Viet Thanh Nguyen is a professor at the University of Southern California. His novel The Sympathizer won the Pulitzer Prize for Fiction, and he is also a recipient of fellowships from the Guggenheim and MacArthur Foundations. Before joining the Zócalo/The Music Center program “How Is Art A Weapon in War?,” Nguyen chatted with us in the green room about visiting the set of The Sympathizer, pho, and the best memorial about war.
What are three items you can’t live without?
Japanese whisky, my laptop, and a library—that’s kind of cheating, but.
What's your favorite song, movie, show, or artwork about war?
I’ll pick a memorial instead. The best one I’ve ever visited was the Okinawa Prefectural Peace Memorial Museum, which includes a huge outdoor memorial, which has the name of everyone who died in the Battle of Okinawa. It includes Americans, Japanese, and Okinawans. It’s very rare to come across any kind of artwork, including memorials, that really does try to incorporate all sides, including civilians.
What is one book that you would want to see adapted on the small screen?
I’m a huge fan of this novel that no American has read called The Land at the End of the World by António Lobo Antunes, which is a major influence on The Sympathizer, and it’s about a Portuguese medic who has to go fight the Angola during their colonial war, which is their version of the Vietnam War. It’s an incredible novel and it’d make a great series.
What surprises you most about your life right now?
I’m a father and I’m enjoying it. I never thought I’d be a father. But in fact, I love and like my children and I actually have a lot of fun with them, and I actually learn a lot from them, emotionally. It’s good for me as a human being but it’s also been great to me as a writer to have access to another layer of emotions that I wouldn’t have access to.
If you were not in this current profession, what would you be doing instead?
I took the LSAT. I was an application away from going to law school.
If you could have a drink with any person, alive or dead, who would it be?
My paternal grandfather because I never met him. I never met any of my grandparents because of the war. My father clearly loved his father and all the stories I’ve heard about him from his sons and daughters are laudatory of him as a human being. My family originates, or at least two generations back, from the north of Vietnam in this rural area that even the Vietnamese think is rural and really poor. It was a tough life but he nevertheless built a compound, raised four children, lived until 92-93, saw the death of his wife. That’s a life of endurance and nobility and I would just want to talk to him.
What’s your favorite L.A. highway?
I sort of enjoy the Arroyo Seco Parkway. It’s part of the 110. I think it’s the first highway in L.A. and it feels like it because it’s only three lanes on either side and it’s a winding road.
Where’s your favorite spot to get pho in greater L.A.?
It’s on the border of El Monte and Rosemead call Phở Filet. You could’ve just airlifted this from Vietnam and put it in here, because you go in and deep southern Vietnamese is being spoken, a lot of Vietnamese people go there, the broth is some of the richest I’ve ever had.
I know you’ve visited the set of The Sympathizer. What was the most interesting thing you saw that surprised you?

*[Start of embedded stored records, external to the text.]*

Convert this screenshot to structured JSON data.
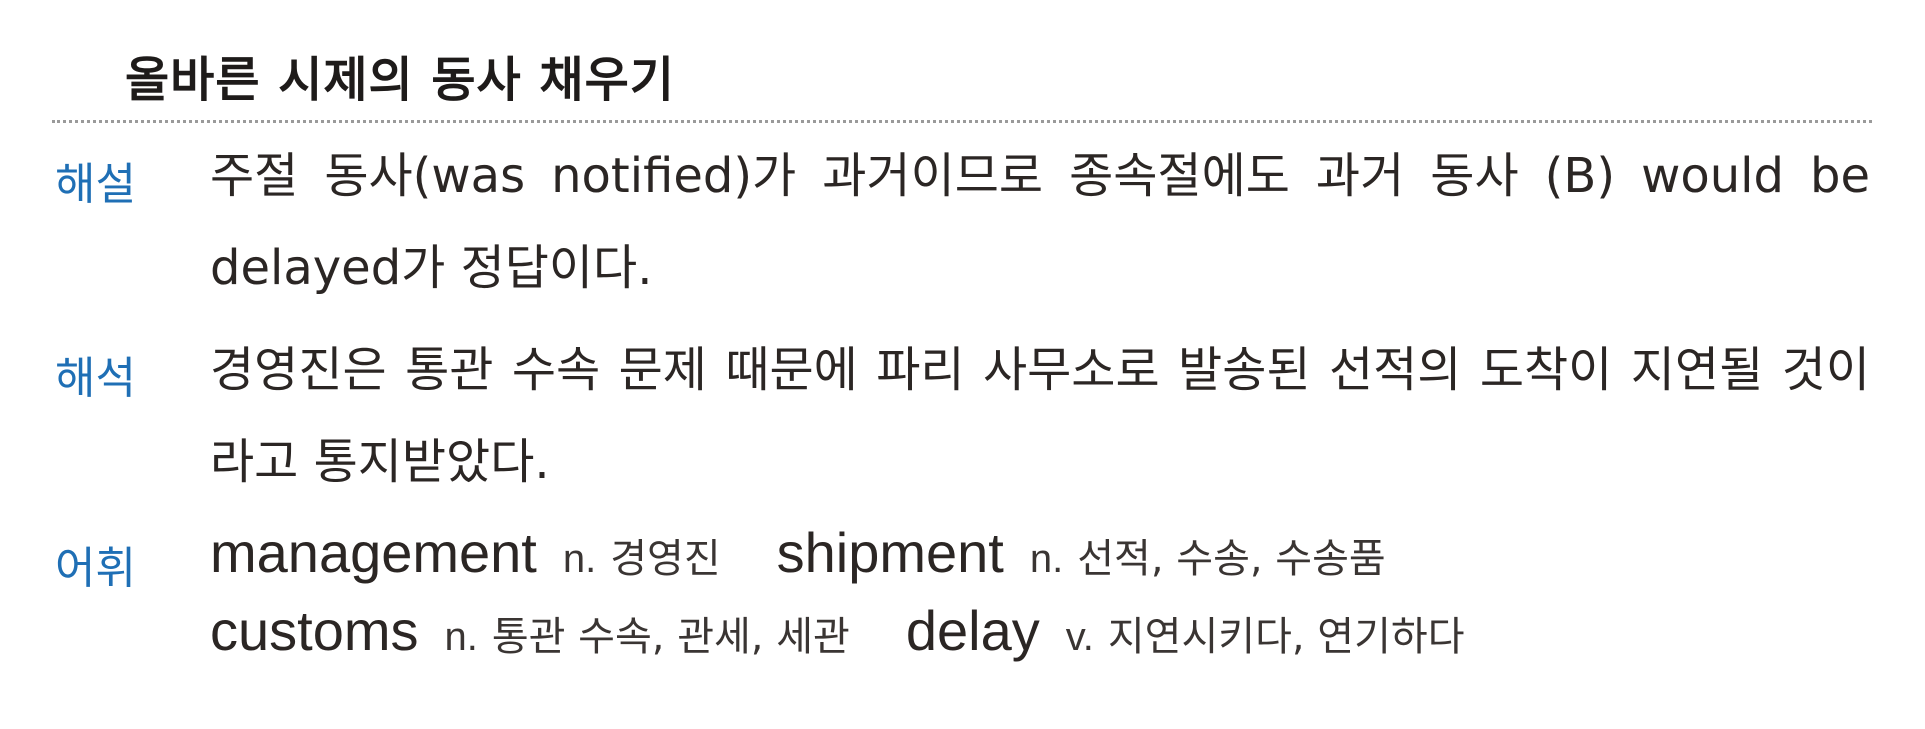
{
  "title": "올바른 시제의 동사 채우기",
  "explanation": {
    "label": "해설",
    "text": "주절 동사(was notified)가 과거이므로 종속절에도 과거 동사 (B) would be delayed가 정답이다."
  },
  "translation": {
    "label": "해석",
    "text": "경영진은 통관 수속 문제 때문에 파리 사무소로 발송된 선적의 도착이 지연될 것이라고 통지받았다."
  },
  "vocabulary": {
    "label": "어휘",
    "entries": [
      {
        "term": "management",
        "pos": "n.",
        "meaning": "경영진"
      },
      {
        "term": "shipment",
        "pos": "n.",
        "meaning": "선적, 수송, 수송품"
      },
      {
        "term": "customs",
        "pos": "n.",
        "meaning": "통관 수속, 관세, 세관"
      },
      {
        "term": "delay",
        "pos": "v.",
        "meaning": "지연시키다, 연기하다"
      }
    ]
  },
  "colors": {
    "label_blue": "#1f6fb5",
    "body_text": "#2b2624",
    "divider": "#9a9a9a"
  }
}
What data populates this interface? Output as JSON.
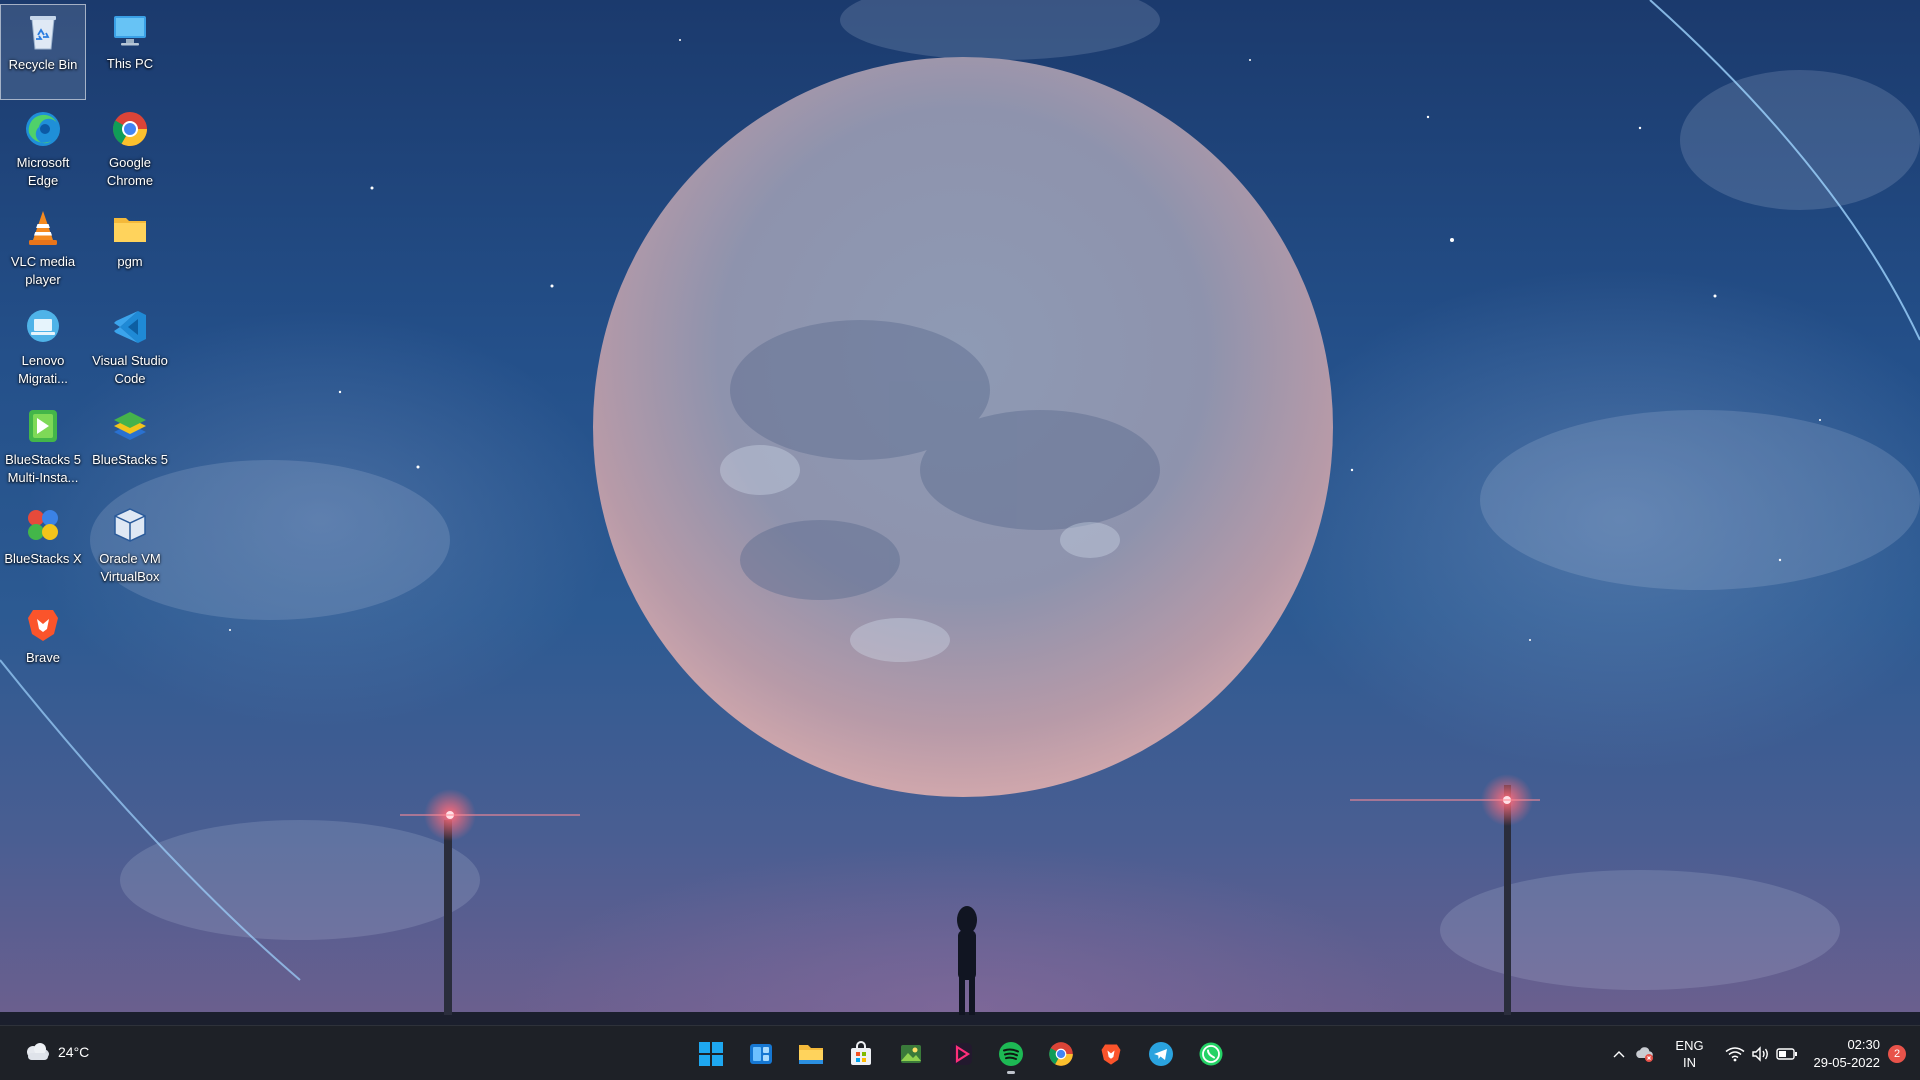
{
  "desktop": {
    "icons": [
      {
        "label": "Recycle Bin",
        "icon": "recycle-bin-icon",
        "selected": true
      },
      {
        "label": "This PC",
        "icon": "monitor-icon"
      },
      {
        "label": "Microsoft\nEdge",
        "icon": "edge-icon"
      },
      {
        "label": "Google\nChrome",
        "icon": "chrome-icon"
      },
      {
        "label": "VLC media\nplayer",
        "icon": "vlc-cone-icon"
      },
      {
        "label": "pgm",
        "icon": "folder-icon"
      },
      {
        "label": "Lenovo\nMigrati...",
        "icon": "lenovo-migration-icon"
      },
      {
        "label": "Visual Studio\nCode",
        "icon": "vscode-icon"
      },
      {
        "label": "BlueStacks 5\nMulti-Insta...",
        "icon": "bluestacks-multi-icon"
      },
      {
        "label": "BlueStacks 5",
        "icon": "bluestacks-icon"
      },
      {
        "label": "BlueStacks X",
        "icon": "bluestacks-x-icon"
      },
      {
        "label": "Oracle VM\nVirtualBox",
        "icon": "virtualbox-icon"
      },
      {
        "label": "Brave",
        "icon": "brave-icon"
      }
    ]
  },
  "taskbar": {
    "weather": {
      "temp": "24°C",
      "icon": "cloudy-night-icon"
    },
    "apps": [
      {
        "name": "start",
        "icon": "windows-start-icon"
      },
      {
        "name": "widgets",
        "icon": "widgets-icon"
      },
      {
        "name": "file-explorer",
        "icon": "folder-icon"
      },
      {
        "name": "microsoft-store",
        "icon": "store-icon"
      },
      {
        "name": "photos",
        "icon": "photos-icon"
      },
      {
        "name": "media-player",
        "icon": "media-player-icon"
      },
      {
        "name": "spotify",
        "icon": "spotify-icon",
        "running": true
      },
      {
        "name": "chrome",
        "icon": "chrome-icon"
      },
      {
        "name": "brave",
        "icon": "brave-icon"
      },
      {
        "name": "telegram",
        "icon": "telegram-icon"
      },
      {
        "name": "whatsapp",
        "icon": "whatsapp-icon"
      }
    ],
    "tray": {
      "lang_line1": "ENG",
      "lang_line2": "IN",
      "time": "02:30",
      "date": "29-05-2022",
      "notifications": "2"
    }
  },
  "colors": {
    "taskbar": "#1e2127",
    "accent": "#0a84ff",
    "spotify": "#1db954",
    "notification": "#e8534a"
  }
}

It’s a scene with Robert Downey Jr. playing the Auteur, who is this notorious movie director, and Hoa Xuande as the Captain, the Sympathizer, and they’re having an intense conversation by the pool. To illustrate how eccentric the movie director was, the pool has an alligator in it, swimming around. I get there and I’m like, “Where’s the alligator?” “Well, there’s not going to be a real alligator, we’ll do VFX, digital effects, and put in an alligator.” That was interesting to see how these things are made and a lot of time what you see on the screen isn’t actually there.